Amarsi e non dirselo. Per giorni, mesi, anni. Nell’epoca dei sentimenti sbandierati sui social network e in televisione e trasformati in show appare uno scenario improbabile che si possa scegliere la via del silenzio, tacendo le proprie emozioni più intense a chi le suscita.
Eppure il vero amore implica il riserbo, l’intimità delle anime, l’attesa che dà il batticuore, il distacco che provoca dolore. Più tempo è necessario perché un rapporto si instauri e cresca, più floridi saranno i suoi frutti e più solido il legame. Tutto il resto è stropicciamento di lenzuola, illusione del momento, distrazione e noia.

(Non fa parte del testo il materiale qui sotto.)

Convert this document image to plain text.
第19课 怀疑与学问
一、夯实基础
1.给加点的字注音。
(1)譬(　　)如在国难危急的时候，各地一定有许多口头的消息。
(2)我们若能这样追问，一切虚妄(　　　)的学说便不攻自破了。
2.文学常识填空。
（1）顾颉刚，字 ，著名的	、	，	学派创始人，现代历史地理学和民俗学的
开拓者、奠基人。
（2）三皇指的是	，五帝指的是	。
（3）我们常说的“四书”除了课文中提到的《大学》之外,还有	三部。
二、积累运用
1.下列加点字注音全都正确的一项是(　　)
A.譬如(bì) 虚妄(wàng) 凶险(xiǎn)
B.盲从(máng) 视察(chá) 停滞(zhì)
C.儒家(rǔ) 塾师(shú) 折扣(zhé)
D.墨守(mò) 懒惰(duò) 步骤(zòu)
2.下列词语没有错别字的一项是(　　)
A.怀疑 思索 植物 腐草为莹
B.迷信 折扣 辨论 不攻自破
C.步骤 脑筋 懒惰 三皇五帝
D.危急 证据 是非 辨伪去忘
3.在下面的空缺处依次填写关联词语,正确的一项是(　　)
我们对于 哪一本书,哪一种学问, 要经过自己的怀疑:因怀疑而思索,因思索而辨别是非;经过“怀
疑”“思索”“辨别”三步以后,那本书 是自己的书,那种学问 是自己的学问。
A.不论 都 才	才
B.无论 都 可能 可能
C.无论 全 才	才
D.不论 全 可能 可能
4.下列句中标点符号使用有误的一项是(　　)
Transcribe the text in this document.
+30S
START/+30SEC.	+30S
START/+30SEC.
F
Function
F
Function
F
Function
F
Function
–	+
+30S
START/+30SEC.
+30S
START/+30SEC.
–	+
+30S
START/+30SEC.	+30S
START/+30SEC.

A concepire un amore a ritmo lento è un uomo, l’avvocato Francesco Marino, siciliano di origine e milanese d’adozione, il quale nel suo nuovo romanzo “Lo chef consiglia amore”, edito da Cairo, narra la storia di Gilbert Canton, parigino di discendenza italiana e chef stellato di un ristorante della capitale francese.
Egli è innamorato della bella e introversa sous chef, Juliette De Prez, soltanto che non lo sa, o cerca di negarlo persino a se stesso, poiché i sentimenti a volte ci fanno paura. E per coloro che sono abituati ad avere il totale controllo della propria esistenza essi costituiscono un pericolosissimo salto nel vuoto: si rischia di spaccarsi le ossa. Gilbert ha un obiettivo professionale da perseguire: conquistare la terza stella Michelin, che lo consacrerà nell’empireo dei grandi della cucina internazionale. È un giovane di straordinario successo, ed è strano come proprio le persone che sono concentrate sulla propria realizzazione professionale nonché animate da una passione profonda per il mestiere svolto a volte sfuggano all’amore, lo trascurino, quasi che esso rappresenti una minaccia.
Canton, tuttavia, ha bisogno, per creare i suoi piatti, dell’ispirazione che l’innamoramento infonde, e questo slancio lo trova nella misteriosa fanciulla, Giselle, che ogni mattina, all’alba, entra nel portone posto davanti alla finestra dello chef. Giselle, mai vista da vicino, mai sfiorata, induce Canton a sognare ed il sogno è la via maestra che conduce l’uomo a ideare sorprendenti ricette.
Ma Giselle è anche colei che allontana lo chef dal suo vero amore, che ogni dì gli sta gomito a gomito in cucina: Juliette. Non vi sveliamo come finirà questa storia, vi lasciamo il piacere di scoprirlo da voi leggendo il romanzo di Marino, dalla cui penna emerge quella sensibilità che si ritiene, a torto, sia appannaggio esclusivo del gentil sesso.
Egli è riuscito a descrivere mirabilmente i pensieri e le ansie di un maschio con l’animo in subbuglio, che si trova diviso tra il desiderio di lasciarsi andare a ciò che sente e il timore di farlo, di essere rifiutato, deluso, dimenticato, smascherandosi a se stesso fragile. E questo ci fa comprendere quanto i due generi si assomiglino, al di là di ogni stereotipo sedimentatosi nel tempo, al di là del pregiudizio che vorrebbe gli uomini insensibili e le donne sentimentali. I primi interessati al sesso, le seconde al matrimonio.
Gilbert non mira al soddisfacimento dei suoi istinti: Giselle non è una ragazza da portarsi a letto, bensì una fanciulla sulla quale fantasticare, qualcosa verso cui tendere e non qualcosa da possedere.
Il libro di Marino è forse pure un invito, o almeno ci sia concesso di interpretarlo così, ad assaporare le emozioni senza divorarle, senza inghiottirle e distruggerle. Corriamo sempre, corriamo troppo, con la fretta di chi deve arrivare da qualche parte, senza sapere dove, e lo facciamo altresì in campo amoroso, come se al traguardo ci toccasse una medaglia o come se fossimo interessati soltanto all’accumulo di amori abortiti o naufragati. Per amare davvero è necessario fermarsi. Soffermarsi un po’ davanti alla finestra. Trattenersi un attimo ancora davanti agli occhi chi ci osservano. Ascoltare immobili e in religioso silenzio ciò che tenta di comunicarci il cuore.
Una esistenza vuota di amore è possibile. Certo. E può essere costellata di soddisfazioni, vincite e rivincite. Non è mica obbligatorio cadere sotto i dardi di Eros. Tuttavia, non sentire le farfalle nello stomaco, non tremare per l’emozione, non sciogliersi per un bacio o nelle lacrime, è vivere a metà.